After the course, the student will be able to:
- recognize the difference between normal and shear stresses and the difference between normal and shear strains
- analyze statically inderterminate structures
- calculate second moment of area for composite sections. To apply beam theory to beams with symmetric cross-sections
- calculate stresses and strains in axially loaded bars (truss structures).
- calculate stresses and strains in members of circular cross sections (circular shafts) subjected to torsion
- determine slope and deflection of beams subjected to bending using differential equations characterizing the shape of the deformed beams and using the method of superposition
- calculate normal and shear stresses in beams subjected to both bending and shear (transversally loaded beams)
- evaluate the results of a calculation
- understand basic mechanical concepts of a structure and to analyze it using correct theoretical models
- Define simple constructions as mathematical models, program and evaluate these models in Matlab, and interpret the results
- design a construction within the project (using a FEM package)

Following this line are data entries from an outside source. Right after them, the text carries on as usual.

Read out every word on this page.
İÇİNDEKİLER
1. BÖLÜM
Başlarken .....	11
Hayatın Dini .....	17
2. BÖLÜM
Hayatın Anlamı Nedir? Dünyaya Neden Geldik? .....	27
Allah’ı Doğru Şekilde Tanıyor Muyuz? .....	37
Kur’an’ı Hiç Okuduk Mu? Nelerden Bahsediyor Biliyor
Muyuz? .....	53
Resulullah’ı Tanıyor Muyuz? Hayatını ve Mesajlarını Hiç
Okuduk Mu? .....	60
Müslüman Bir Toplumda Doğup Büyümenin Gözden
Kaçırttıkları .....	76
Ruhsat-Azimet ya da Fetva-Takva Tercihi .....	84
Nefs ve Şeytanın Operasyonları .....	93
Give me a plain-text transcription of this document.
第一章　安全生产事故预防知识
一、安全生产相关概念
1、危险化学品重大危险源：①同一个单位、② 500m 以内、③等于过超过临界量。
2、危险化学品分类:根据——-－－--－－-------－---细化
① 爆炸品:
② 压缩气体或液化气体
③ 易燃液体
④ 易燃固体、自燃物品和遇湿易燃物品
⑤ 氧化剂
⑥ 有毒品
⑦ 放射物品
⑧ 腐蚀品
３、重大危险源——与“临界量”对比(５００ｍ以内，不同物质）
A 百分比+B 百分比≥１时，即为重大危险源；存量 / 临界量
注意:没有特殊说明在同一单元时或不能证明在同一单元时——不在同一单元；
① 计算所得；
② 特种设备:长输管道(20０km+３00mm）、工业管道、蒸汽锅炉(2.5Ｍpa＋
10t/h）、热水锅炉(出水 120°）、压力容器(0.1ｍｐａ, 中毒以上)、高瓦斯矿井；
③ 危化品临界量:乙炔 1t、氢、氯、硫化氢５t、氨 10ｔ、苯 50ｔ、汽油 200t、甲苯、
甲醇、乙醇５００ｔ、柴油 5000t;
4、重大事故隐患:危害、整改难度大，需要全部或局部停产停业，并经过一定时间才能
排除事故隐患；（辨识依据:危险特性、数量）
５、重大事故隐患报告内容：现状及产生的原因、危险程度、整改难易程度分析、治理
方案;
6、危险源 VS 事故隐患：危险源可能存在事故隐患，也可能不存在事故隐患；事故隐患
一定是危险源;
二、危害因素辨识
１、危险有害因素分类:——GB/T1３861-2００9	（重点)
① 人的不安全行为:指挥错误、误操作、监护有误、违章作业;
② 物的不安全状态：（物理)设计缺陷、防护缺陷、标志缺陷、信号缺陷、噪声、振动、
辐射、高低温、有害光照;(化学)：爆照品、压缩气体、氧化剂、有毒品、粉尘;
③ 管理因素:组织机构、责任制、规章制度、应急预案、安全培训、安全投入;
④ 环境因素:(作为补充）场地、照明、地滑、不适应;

This is a part of Semester 1 of the Bachelor Mechanical Engineering (UT-VU) See here for the compete description of this semester.|
Mechanics of Materials is the second course of the SOLID MECHANICS learning line. This course covers how the stiffness and strength of a structure consisting of slender structural members such as bars, shafts and beams can be determined. It is explained how to determine the internal stresses, strains and deformations of slender members that are subjected to external excitation. The stability analysis of beams subjected to compressive loads by means of buckling theory is treated.
For the purpose of modelling and programming, students learn to develop their own finite element package in Matlab. This package can be used to determine the deformation of truss structures.
Please note: This course takes place in Amsterdam and is only accessible for BSc UT-VU ME students.